Date | May 2012 | Marks available | 2 | Reference code | 12M.2.sl.TZ2.1 |
Level | SL only | Paper | 2 | Time zone | TZ2 |
Command term | Find | Question number | 1 | Adapted from | N/A |
Question
The following diagram shows \(\Delta {\rm{PQR}}\) , where RQ = 9 cm, \({\rm{P\hat RQ}} = {70^ \circ }\) and \({\rm{P\hat QR}} = {45^ \circ }\) .
Find \({\rm{R\hat PQ}}\) .
Find PR .
Find the area of \(\Delta {\rm{PQR}}\) .
Markscheme
\({\rm{R\hat PQ = }}{65^ \circ }\) A1 N1
[1 mark]
evidence of choosing sine rule (M1)
correct substitution A1
e.g. \(\frac{{{\rm{PR}}}}{{\sin {{45}^ \circ }}} = \frac{9}{{\sin {{65}^ \circ }}}\)
7.021854078
\({\rm{PR}} = 7.02\) A1 N2
[3 marks]
correct substitution (A1)
e.g. \({\rm{area}} = \frac{1}{2} \times 9 \times 7.02 \ldots \times \sin {70^ \circ }\)
\(29.69273008\)
\({\rm{area}} = 29.7\) A1 N2
[2 marks]
Examiners report
This question was attempted in a satisfactory manner.
The sine rule was applied satisfactory in part (b) but some obtained an incorrect answer due to having their calculators in radian mode.

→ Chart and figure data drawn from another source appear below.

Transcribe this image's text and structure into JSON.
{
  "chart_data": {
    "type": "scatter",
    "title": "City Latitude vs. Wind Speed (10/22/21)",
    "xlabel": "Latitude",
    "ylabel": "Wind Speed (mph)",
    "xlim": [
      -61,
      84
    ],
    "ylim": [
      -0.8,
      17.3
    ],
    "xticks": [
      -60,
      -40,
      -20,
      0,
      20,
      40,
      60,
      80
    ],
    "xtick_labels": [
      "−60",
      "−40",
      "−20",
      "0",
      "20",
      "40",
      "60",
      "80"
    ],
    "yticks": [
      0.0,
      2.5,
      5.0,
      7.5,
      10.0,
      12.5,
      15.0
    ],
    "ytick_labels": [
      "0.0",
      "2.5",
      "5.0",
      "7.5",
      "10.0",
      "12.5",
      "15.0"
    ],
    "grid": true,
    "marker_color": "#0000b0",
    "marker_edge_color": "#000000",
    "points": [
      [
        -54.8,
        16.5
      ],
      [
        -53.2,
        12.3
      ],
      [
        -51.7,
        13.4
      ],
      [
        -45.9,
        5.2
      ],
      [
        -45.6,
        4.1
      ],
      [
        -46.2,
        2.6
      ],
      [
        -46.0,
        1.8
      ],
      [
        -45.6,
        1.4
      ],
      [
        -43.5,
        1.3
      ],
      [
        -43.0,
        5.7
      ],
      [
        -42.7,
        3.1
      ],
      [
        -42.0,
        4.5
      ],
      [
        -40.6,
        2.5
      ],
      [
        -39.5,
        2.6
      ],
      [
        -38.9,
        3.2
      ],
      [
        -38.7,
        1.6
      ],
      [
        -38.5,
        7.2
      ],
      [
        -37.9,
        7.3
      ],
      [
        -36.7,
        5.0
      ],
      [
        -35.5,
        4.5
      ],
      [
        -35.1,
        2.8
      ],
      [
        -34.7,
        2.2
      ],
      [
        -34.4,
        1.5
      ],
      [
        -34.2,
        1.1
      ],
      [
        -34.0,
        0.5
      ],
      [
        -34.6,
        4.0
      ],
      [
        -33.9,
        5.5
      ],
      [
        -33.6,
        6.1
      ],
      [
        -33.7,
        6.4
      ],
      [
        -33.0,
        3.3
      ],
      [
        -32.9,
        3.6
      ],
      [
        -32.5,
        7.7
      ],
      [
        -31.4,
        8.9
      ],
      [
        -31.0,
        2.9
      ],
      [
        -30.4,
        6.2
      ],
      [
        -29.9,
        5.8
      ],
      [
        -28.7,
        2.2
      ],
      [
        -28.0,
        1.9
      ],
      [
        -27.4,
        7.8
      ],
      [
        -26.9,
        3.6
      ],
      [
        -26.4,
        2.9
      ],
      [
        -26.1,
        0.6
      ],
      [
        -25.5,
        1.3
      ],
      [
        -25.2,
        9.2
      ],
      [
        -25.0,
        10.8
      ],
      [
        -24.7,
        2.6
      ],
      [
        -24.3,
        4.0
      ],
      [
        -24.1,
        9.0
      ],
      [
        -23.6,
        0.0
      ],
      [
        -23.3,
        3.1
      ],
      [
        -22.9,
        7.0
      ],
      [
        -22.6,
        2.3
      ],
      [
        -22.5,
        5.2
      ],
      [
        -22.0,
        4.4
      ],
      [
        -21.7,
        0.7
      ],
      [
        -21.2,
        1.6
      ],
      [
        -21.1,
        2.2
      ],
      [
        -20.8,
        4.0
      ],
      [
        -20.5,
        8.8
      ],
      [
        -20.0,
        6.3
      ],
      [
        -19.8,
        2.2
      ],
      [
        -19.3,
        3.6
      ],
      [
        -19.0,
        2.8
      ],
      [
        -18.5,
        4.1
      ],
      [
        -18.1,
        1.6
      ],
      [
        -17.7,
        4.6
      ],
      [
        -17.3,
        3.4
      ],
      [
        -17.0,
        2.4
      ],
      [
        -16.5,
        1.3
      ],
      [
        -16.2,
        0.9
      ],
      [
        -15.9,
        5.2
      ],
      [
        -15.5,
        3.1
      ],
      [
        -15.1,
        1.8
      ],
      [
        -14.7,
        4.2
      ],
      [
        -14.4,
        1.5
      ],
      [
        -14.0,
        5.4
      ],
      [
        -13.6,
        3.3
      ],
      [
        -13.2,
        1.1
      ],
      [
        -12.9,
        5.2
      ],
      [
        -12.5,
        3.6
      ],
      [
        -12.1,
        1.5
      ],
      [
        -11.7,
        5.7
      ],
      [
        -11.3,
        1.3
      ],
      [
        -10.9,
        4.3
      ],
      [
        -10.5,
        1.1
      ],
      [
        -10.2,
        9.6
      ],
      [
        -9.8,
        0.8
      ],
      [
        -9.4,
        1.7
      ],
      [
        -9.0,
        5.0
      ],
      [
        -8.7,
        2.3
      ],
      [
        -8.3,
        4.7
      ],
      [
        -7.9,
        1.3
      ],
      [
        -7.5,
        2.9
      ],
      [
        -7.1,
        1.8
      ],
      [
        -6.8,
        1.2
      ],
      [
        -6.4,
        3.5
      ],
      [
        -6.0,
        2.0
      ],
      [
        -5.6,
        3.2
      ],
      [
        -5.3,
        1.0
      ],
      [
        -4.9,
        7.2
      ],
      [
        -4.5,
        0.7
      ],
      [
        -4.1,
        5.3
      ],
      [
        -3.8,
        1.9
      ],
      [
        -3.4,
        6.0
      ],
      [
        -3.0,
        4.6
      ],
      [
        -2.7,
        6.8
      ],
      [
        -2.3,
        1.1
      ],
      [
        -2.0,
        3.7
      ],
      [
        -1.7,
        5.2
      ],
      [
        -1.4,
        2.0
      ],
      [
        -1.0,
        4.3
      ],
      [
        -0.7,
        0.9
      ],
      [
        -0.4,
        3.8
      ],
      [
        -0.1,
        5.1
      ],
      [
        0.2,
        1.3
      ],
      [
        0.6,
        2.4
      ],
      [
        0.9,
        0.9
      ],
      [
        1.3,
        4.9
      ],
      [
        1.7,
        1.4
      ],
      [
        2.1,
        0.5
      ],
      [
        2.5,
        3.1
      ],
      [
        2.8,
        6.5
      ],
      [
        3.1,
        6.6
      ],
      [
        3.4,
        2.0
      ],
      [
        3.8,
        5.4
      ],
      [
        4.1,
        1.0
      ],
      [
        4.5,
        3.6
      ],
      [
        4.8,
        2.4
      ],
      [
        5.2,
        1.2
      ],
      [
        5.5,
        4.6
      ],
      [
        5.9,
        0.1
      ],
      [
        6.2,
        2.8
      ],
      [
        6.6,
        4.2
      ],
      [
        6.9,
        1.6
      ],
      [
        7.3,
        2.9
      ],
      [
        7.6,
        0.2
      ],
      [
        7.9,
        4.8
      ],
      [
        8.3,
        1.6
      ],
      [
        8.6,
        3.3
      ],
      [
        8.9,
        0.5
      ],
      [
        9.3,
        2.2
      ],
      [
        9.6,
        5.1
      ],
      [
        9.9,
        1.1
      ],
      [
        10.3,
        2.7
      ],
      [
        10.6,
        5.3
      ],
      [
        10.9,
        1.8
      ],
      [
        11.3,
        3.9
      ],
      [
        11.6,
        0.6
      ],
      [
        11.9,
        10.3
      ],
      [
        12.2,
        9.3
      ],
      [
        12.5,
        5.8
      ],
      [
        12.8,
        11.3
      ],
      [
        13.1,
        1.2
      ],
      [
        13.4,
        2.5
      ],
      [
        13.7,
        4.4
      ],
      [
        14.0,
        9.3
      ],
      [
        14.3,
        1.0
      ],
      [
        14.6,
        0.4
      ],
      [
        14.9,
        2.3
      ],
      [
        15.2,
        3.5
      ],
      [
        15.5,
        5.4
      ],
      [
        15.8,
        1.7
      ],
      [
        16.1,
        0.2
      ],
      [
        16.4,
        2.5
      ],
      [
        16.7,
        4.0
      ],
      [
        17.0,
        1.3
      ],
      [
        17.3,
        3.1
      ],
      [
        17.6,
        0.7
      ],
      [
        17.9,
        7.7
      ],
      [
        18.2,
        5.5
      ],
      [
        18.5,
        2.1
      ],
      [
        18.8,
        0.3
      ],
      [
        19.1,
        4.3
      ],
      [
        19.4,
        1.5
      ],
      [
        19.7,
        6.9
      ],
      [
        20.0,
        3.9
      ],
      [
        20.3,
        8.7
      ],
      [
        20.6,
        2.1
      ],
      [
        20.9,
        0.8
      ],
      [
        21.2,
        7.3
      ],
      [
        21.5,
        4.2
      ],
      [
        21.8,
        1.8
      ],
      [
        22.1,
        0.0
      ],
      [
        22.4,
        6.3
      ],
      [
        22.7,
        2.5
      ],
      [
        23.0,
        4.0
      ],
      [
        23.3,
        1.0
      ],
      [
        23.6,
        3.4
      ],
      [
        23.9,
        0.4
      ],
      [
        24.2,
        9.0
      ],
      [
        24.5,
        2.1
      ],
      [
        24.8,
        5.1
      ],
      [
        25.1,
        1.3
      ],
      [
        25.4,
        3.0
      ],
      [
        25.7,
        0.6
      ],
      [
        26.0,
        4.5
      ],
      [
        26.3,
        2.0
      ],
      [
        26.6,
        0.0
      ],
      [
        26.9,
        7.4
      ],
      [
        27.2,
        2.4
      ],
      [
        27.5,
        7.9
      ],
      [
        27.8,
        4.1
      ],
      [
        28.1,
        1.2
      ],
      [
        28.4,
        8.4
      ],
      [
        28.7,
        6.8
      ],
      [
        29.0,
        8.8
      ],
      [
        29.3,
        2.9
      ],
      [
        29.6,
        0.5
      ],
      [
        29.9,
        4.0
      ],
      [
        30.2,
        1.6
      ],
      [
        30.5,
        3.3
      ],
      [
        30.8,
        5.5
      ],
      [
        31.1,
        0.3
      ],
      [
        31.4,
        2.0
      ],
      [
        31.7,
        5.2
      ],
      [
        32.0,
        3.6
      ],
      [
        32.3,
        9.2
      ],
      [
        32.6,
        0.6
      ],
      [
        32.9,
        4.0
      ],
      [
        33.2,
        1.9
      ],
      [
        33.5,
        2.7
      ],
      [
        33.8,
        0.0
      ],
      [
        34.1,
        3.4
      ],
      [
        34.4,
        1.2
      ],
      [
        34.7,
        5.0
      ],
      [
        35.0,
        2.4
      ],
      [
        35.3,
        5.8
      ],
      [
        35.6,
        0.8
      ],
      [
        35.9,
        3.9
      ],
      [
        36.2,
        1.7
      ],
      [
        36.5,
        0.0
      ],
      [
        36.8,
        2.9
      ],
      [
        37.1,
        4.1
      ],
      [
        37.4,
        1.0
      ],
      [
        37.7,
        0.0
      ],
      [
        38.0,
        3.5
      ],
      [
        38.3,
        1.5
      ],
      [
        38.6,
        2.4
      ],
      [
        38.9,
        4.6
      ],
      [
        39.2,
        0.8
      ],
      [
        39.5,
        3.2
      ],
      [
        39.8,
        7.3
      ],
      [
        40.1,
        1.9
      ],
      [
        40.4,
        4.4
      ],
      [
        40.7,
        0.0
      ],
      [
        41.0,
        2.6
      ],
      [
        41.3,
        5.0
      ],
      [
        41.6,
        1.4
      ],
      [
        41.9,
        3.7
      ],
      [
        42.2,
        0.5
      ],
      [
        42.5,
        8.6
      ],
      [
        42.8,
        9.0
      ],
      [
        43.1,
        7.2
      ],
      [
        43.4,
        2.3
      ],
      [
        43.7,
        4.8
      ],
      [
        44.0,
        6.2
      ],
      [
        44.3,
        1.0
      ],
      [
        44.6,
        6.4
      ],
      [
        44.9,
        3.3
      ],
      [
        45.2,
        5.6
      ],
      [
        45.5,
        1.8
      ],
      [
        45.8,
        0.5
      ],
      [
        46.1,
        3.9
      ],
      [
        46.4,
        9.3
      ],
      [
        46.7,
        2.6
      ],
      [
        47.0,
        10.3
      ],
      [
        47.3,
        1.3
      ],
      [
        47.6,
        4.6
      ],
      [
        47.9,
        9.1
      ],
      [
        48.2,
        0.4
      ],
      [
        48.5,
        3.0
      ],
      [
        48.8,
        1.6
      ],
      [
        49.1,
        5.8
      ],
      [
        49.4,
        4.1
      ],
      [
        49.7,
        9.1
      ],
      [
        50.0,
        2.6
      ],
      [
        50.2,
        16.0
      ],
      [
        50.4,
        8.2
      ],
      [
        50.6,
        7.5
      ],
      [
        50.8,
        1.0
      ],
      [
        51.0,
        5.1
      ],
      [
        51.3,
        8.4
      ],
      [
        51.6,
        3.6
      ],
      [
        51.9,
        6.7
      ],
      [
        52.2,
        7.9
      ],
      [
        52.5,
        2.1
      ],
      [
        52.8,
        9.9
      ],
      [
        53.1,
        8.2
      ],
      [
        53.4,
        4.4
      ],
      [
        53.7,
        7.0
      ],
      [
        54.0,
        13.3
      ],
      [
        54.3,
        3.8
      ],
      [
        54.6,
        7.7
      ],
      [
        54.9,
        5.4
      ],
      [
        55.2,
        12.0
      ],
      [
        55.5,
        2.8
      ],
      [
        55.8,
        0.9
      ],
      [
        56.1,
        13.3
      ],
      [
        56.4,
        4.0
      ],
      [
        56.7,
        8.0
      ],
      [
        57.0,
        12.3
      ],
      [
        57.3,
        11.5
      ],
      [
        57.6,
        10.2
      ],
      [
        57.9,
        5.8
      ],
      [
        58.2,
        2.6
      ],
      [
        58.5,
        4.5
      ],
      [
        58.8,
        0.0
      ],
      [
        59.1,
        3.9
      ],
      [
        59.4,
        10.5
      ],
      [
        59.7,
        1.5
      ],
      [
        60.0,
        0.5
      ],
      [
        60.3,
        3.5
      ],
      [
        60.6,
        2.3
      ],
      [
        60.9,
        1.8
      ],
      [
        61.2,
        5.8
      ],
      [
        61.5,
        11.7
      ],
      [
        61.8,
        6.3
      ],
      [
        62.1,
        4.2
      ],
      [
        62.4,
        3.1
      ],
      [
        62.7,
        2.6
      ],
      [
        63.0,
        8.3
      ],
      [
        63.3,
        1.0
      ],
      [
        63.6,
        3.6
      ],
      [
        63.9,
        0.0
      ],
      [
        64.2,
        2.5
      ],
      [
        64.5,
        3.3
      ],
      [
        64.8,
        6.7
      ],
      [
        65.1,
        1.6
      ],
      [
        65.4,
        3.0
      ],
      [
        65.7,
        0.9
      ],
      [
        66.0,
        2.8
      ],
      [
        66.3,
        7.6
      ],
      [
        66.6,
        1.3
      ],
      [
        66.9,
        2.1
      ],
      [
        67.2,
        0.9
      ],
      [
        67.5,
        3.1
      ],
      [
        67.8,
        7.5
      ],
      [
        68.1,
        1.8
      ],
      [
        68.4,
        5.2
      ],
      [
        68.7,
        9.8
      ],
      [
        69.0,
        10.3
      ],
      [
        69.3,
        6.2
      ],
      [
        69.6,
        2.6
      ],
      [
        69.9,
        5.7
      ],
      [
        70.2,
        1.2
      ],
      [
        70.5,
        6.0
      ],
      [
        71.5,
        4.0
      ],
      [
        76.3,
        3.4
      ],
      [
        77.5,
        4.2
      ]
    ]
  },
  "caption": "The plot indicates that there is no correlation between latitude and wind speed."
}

Some incorrect substitutions were seen, either by choosing an incorrect side or substituting 70 instead of \(\sin {70^ \circ }\) . Approaches using a combination of the cosine rule and/or right-angled triangle trigonometry were seen.
Approaches using a combination of the cosine rule and/or right-angled triangle trigonometry were seen, especially in part (c) to calculate the area of the triangle.
A few candidates set about finding the height, then used the formula for the area of a right-angled triangle.